Также я ни разу не слышал, чтобы кому-то снились лица убитых врагов. Неужели пиндосы такие ранимые, какими их показывает кино? И «вьетнамским синдромом» никто не страдает. Да, были случаи, когда некоторые ребята временно теряли рассудок из-за войны, из-за страха, оттого что их сознание не смогло объяснить и принять новую реальность. Им везде мерещились снайперы противника и казалось, что вот-вот по ним прилетит снаряд. Они явно слышали свист летящей мины и шелест снаряда, хотя в тот момент ничего не происходило.

А «вьетнамским синдромом» страдают солдаты, которые убивали невинных мирных жителей. Как америкосы во Вьетнаме, Ираке, Афганистане и других странах. Мы не такие, мы за справедливость. Наше дело правое, и враг будет разбит!

– Молодцы, парни, – похвалил нас подошедший комбат. – Хорошо отработали, знатный трофей притащили. Я даже не буду звездюлей вставлять за испорченные пончо, которых всего пять было на весь батальон.
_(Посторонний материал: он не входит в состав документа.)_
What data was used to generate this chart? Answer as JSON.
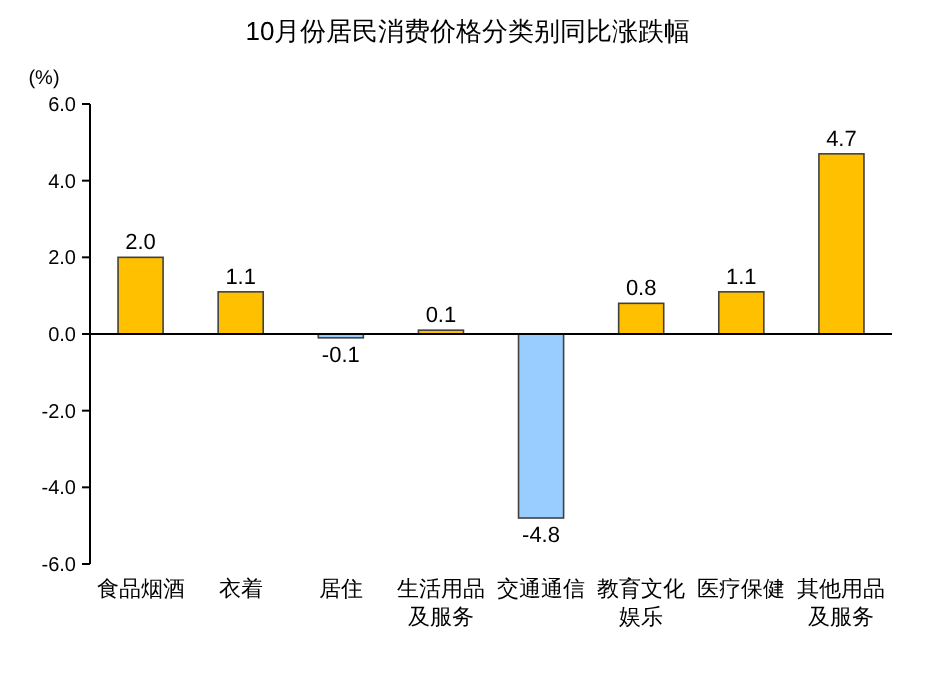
{
  "chart_data": {
    "type": "bar",
    "title": "10月份居民消费价格分类别同比涨跌幅",
    "ylabel": "(%)",
    "categories": [
      "食品烟酒",
      "衣着",
      "居住",
      "生活用品及服务",
      "交通通信",
      "教育文化娱乐",
      "医疗保健",
      "其他用品及服务"
    ],
    "values": [
      2.0,
      1.1,
      -0.1,
      0.1,
      -4.8,
      0.8,
      1.1,
      4.7
    ],
    "value_labels": [
      "2.0",
      "1.1",
      "-0.1",
      "0.1",
      "-4.8",
      "0.8",
      "1.1",
      "4.7"
    ],
    "colors": [
      "#ffc000",
      "#ffc000",
      "#99ccff",
      "#ffc000",
      "#99ccff",
      "#ffc000",
      "#ffc000",
      "#ffc000"
    ],
    "ylim": [
      -6,
      6
    ],
    "yticks": [
      {
        "value": -6,
        "label": "-6.0"
      },
      {
        "value": -4,
        "label": "-4.0"
      },
      {
        "value": -2,
        "label": "-2.0"
      },
      {
        "value": 0,
        "label": "0.0"
      },
      {
        "value": 2,
        "label": "2.0"
      },
      {
        "value": 4,
        "label": "4.0"
      },
      {
        "value": 6,
        "label": "6.0"
      }
    ]
  }
}
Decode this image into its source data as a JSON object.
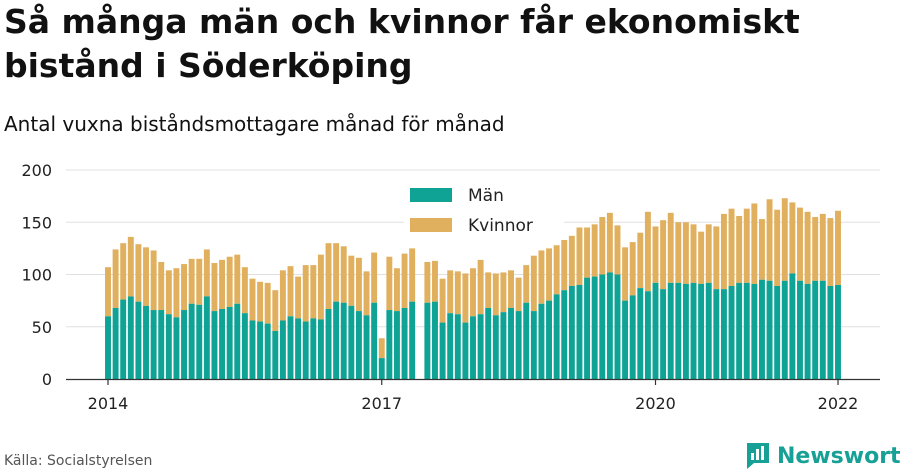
{
  "title": "Så många män och kvinnor får ekonomiskt bistånd i Söderköping",
  "subtitle": "Antal vuxna biståndsmottagare månad för månad",
  "source": "Källa: Socialstyrelsen",
  "brand": {
    "name": "Newsworthy",
    "icon": "newsworthy-logo-icon"
  },
  "colors": {
    "men": "#0fa396",
    "women": "#e1b05f",
    "grid": "#e0e0e0",
    "axis": "#333333",
    "text": "#222222"
  },
  "chart_data": {
    "type": "bar",
    "stacked": true,
    "legend": "top-center",
    "grid": true,
    "ylim": [
      0,
      200
    ],
    "yticks": [
      0,
      50,
      100,
      150,
      200
    ],
    "xticks": [
      "2014",
      "2017",
      "2020",
      "2022"
    ],
    "x_start": "2014-01",
    "x_end": "2022-01",
    "series": [
      {
        "name": "Män",
        "values": [
          60,
          68,
          76,
          79,
          74,
          70,
          66,
          66,
          62,
          59,
          66,
          72,
          71,
          79,
          65,
          67,
          69,
          72,
          63,
          56,
          55,
          53,
          46,
          56,
          60,
          58,
          55,
          58,
          57,
          67,
          74,
          73,
          70,
          65,
          61,
          73,
          20,
          66,
          65,
          68,
          74,
          null,
          73,
          74,
          54,
          63,
          62,
          54,
          60,
          62,
          68,
          61,
          64,
          68,
          65,
          73,
          65,
          72,
          75,
          81,
          85,
          89,
          90,
          97,
          98,
          100,
          102,
          100,
          75,
          80,
          87,
          84,
          92,
          86,
          92,
          92,
          91,
          92,
          91,
          92,
          86,
          86,
          89,
          92,
          92,
          91,
          95,
          94,
          89,
          94,
          101,
          94,
          91,
          94,
          94,
          89,
          90
        ],
        "total": [
          107,
          124,
          130,
          136,
          129,
          126,
          123,
          112,
          104,
          106,
          110,
          115,
          115,
          124,
          111,
          114,
          117,
          119,
          107,
          96,
          93,
          92,
          85,
          104,
          108,
          98,
          109,
          109,
          119,
          130,
          130,
          127,
          118,
          116,
          103,
          121,
          39,
          117,
          106,
          120,
          125,
          null,
          112,
          113,
          96,
          104,
          103,
          101,
          106,
          114,
          102,
          101,
          102,
          104,
          97,
          109,
          118,
          123,
          125,
          128,
          133,
          137,
          145,
          145,
          148,
          155,
          159,
          147,
          126,
          131,
          140,
          160,
          146,
          152,
          159,
          150,
          150,
          148,
          141,
          148,
          146,
          158,
          163,
          156,
          163,
          168,
          153,
          172,
          162,
          173,
          169,
          164,
          160,
          155,
          158,
          154,
          161
        ]
      },
      {
        "name": "Kvinnor",
        "values": [
          47,
          56,
          54,
          57,
          55,
          56,
          57,
          46,
          42,
          47,
          44,
          43,
          44,
          45,
          46,
          47,
          48,
          47,
          44,
          40,
          38,
          39,
          39,
          48,
          48,
          40,
          54,
          51,
          62,
          63,
          56,
          54,
          48,
          51,
          42,
          48,
          19,
          51,
          41,
          52,
          51,
          null,
          39,
          39,
          42,
          41,
          41,
          47,
          46,
          52,
          34,
          40,
          38,
          36,
          32,
          36,
          53,
          51,
          50,
          47,
          48,
          48,
          55,
          48,
          50,
          55,
          57,
          47,
          51,
          51,
          53,
          76,
          54,
          66,
          67,
          58,
          59,
          56,
          50,
          56,
          60,
          72,
          74,
          64,
          71,
          77,
          58,
          78,
          73,
          79,
          68,
          70,
          69,
          61,
          64,
          65,
          71
        ]
      }
    ]
  }
}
– Дык, товарищ майор, для правого же дела накидки испортили, раненого товарища с поля боя вынесли, – нахмурился Бамут. – Кстати, как Ковалев?

– Нормально, жить будет, вовремя дотащили, – ответил комбат. – Просто при себе, Бамут, надо было иметь специальные носилки, а не мастырить из пончо. И тебя, Псих, это тоже касается, как старшего группы. Надо заранее думать, на чем и как будете эвакуировать раненых. Пока прощаю, но в следующий раз звездюлей вставлю! Ясно?

– Так точно, товарищ майор, – хором ответили мы с Бамутом.

Мы с Семеном – бойцы опытные и знаем нашего комбата с тех времен, когда он был старлеем, поэтому делать серьезный и виноватый вид, когда он нас отчитывает, уже научились, но тем, кто видит нашего майора Рыжикова впервые, это бывает нелегко.